Fragen Sie Langley - Folge 10

08. März 2016, Fragen Sie Langley,

 

Gartenbotschafter John Langley, der Mann mit dem grünen Daumen und dem typisch englischen Humor, beantwortet in LandGang Ihre Gartenfragen.

In den letzten zwei Jahren entwickelten meine Tomaten schwarze Flecken auf der Unterseite der Früchte. Ich pflanze sie jedes Jahr am selben Platz. Würde es helfen, sie woanders anzubauen? Susanne Klier, Meldorf

Eigentlich sind Tomaten in ihrer großen Vielfalt relativ leicht zu kultivieren. Standort und Pflege müssen passen, dann kann mit reicher Ernte und aromatischen und gesunden Früchten gerechnet werden. Was bereitet diesem Trendgemüse Stress? Erstens zu pralle Sonne und zu viel Regen. Dann kann es leider schnell passieren, dass Tomatenpflanzen vom echten Mehltau, der Kraut- oder Braunfäule und dem Fleckenbefall der sogenannten Dürrfleckenkrankheit geschädigt werden. Hier bilden sich zunächst auf den unteren Blättern runde braune oder graubraune Flecken. Konnten Sie das auch feststellen?
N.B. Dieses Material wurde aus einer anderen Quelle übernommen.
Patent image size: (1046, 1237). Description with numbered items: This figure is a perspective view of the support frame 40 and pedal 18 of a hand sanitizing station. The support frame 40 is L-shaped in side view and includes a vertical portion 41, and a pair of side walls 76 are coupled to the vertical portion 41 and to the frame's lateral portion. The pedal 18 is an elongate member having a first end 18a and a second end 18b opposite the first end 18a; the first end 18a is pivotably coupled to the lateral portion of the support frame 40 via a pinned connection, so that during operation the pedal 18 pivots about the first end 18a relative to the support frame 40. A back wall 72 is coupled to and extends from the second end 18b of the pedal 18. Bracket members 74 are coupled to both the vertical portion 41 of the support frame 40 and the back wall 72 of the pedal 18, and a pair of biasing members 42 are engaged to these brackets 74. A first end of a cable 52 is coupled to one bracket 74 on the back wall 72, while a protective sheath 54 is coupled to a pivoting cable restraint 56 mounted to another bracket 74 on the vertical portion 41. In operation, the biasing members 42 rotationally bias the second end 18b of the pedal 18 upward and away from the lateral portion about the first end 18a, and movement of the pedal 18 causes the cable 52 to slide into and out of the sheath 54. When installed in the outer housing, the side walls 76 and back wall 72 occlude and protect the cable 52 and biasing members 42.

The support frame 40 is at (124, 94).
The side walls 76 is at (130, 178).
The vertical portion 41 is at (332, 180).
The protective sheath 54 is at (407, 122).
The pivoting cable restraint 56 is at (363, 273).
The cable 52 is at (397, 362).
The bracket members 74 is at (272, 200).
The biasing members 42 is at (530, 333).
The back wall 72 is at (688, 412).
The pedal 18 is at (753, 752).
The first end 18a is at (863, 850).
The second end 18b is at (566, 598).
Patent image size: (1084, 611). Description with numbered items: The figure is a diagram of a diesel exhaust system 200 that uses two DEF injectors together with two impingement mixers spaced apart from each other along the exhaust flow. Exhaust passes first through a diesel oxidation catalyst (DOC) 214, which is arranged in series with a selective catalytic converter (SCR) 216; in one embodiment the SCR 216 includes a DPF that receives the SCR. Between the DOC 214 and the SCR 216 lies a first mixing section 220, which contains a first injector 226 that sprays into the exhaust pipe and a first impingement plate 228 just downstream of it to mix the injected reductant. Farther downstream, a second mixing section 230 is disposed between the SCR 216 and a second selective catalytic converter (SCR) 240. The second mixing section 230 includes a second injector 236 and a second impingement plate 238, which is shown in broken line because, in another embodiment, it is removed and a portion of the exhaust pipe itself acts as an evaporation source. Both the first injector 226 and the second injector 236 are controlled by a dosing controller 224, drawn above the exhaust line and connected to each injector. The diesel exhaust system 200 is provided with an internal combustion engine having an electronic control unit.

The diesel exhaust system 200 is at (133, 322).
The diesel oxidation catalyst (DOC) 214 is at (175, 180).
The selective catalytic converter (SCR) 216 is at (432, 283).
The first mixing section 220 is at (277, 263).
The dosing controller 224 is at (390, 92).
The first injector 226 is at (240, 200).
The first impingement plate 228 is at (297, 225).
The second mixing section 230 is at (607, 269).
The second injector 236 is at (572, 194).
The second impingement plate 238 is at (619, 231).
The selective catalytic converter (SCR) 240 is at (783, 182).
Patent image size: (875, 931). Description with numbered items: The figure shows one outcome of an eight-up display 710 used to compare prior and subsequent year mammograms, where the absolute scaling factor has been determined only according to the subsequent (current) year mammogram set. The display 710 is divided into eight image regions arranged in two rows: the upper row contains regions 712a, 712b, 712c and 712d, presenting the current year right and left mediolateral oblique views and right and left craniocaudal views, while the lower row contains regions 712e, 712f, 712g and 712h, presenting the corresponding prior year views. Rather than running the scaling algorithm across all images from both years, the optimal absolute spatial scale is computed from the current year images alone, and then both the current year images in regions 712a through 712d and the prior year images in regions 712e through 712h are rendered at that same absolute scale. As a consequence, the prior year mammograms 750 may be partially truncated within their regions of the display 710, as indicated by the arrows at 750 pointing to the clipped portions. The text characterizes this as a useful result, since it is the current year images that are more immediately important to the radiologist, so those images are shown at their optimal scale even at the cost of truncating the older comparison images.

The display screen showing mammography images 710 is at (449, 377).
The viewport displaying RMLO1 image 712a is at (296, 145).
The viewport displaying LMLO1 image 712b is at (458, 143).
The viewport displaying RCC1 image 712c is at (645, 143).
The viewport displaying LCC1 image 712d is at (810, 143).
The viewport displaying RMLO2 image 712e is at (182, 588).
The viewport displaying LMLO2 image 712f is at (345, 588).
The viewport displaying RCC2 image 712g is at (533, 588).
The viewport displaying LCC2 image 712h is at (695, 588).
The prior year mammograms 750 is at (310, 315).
Später rollen sich die Blätter ein und fallen ab. Auch auf den Stängeln zeigen sich ovale Flecken. Früchte sind im Kelchbereich befallen. Hier entstehen durch die Dürrfleckenkrankheit die von Ihnen entdeckten schwarzen, fauligen Stellen. Verursacher an Tomaten ist ein Pilz, der sich mit dem Wind verbreitet und im Boden oder an Pflanzstäben überwintert. Der Pilz ist nicht nur an Tomaten, sondern auch an Kartoffelpflanzen verbreitet. Es ist daher zur Bekämpfung von Tomaten-Krankheiten ratsam, Kartoffeln nicht in direkter Nachbarschaft zu Tomaten zu pflanzen. Um hier vorzubeugen, sollten die Blätter der Tomatenpflanzen also immer möglichst trocken gehalten werden. Am besten geht das, indem man seine Tomaten an einem überdachten Platz oder in einem speziellen Tomatenhaus pflanzt. So sind sie zumindest von drei Seiten und von oben geschützt. Auch beim Gießen bitte aufpassen, dass Blätter und Früchte nicht nass werden. Noch ein Tipp: Die Stäbe, die zum Anbinden der Pflanzen genutzt worden sind, sollte man in jedem Fall nach der Saison gründlich reinigen, um eventuelle Sporen der Dürrfleckenkrankheit einzuschränken. Vorbeugend gegen Tomatenpflanzen-Krankheiten kann man auch die unteren Blätter bis ca. 30 Zentimeter Höhe entfernen, damit sie beim Gießen auf keinen Fall nass werden oder sich Pilzsporen, die im Boden überwintert haben, auf den unteren Blättern festsetzen können.

 

Mein Nachbar hat einen riesigen Kieferbaum, der in eine Ecke meines Gartens seinen Schatten wirft. Gibt es irgendetwas, was unter diesem Baum wachsen wird? Werner Nasbarth, Kiel

Ja, es lässt sich Natur im Schatten einer Kiefer pflanzen. Wenn die Beschaffenheit ihres Bodens durch den Fall der Kiefernnadeln verändert worden ist, dann haben sich Bodendecker beispielsweise Heidekraut (Erika- und Calluna- Sorten) oder wintergrüne Rhododendron-Wildarten bestens. Hier noch einige Pflanzen für den feuchten Schatten z.B.: Frauenmantel, Prachtspiere, Sumpfdotterblume, Farne, Kaukasusefeu, Irischer Efeu, Nieswurz oder dekorative Funkien. Oder wenn es sich um einen eher trockenen schattigen Standort handelt, dann freuen sich Stauden wie Günsel, Bergenie, Kaukasus-Vergissmeinnicht, Alpenveilchen, Elfenblume, Mandelblättrige Wolfsmilch, Balkanstorchschnabel, Taubnessel, Salomonsiegel oder das Lungenkraut darauf. Mein Tipp: Viel gießen, wenig düngen. Für alle Schattenpflanzen gilt, dass sie keine Verdunstungssperre haben. Sie brauchen deshalb eine ständige Wasserversorgung wie im Wald. Regelmäßiges Gießen ist also sehr wichtig. Der schattige Standort schützt die Pflanzen vor starken Temperaturschwankungen. Mit dem Düngen sollte man vorsichtig sein.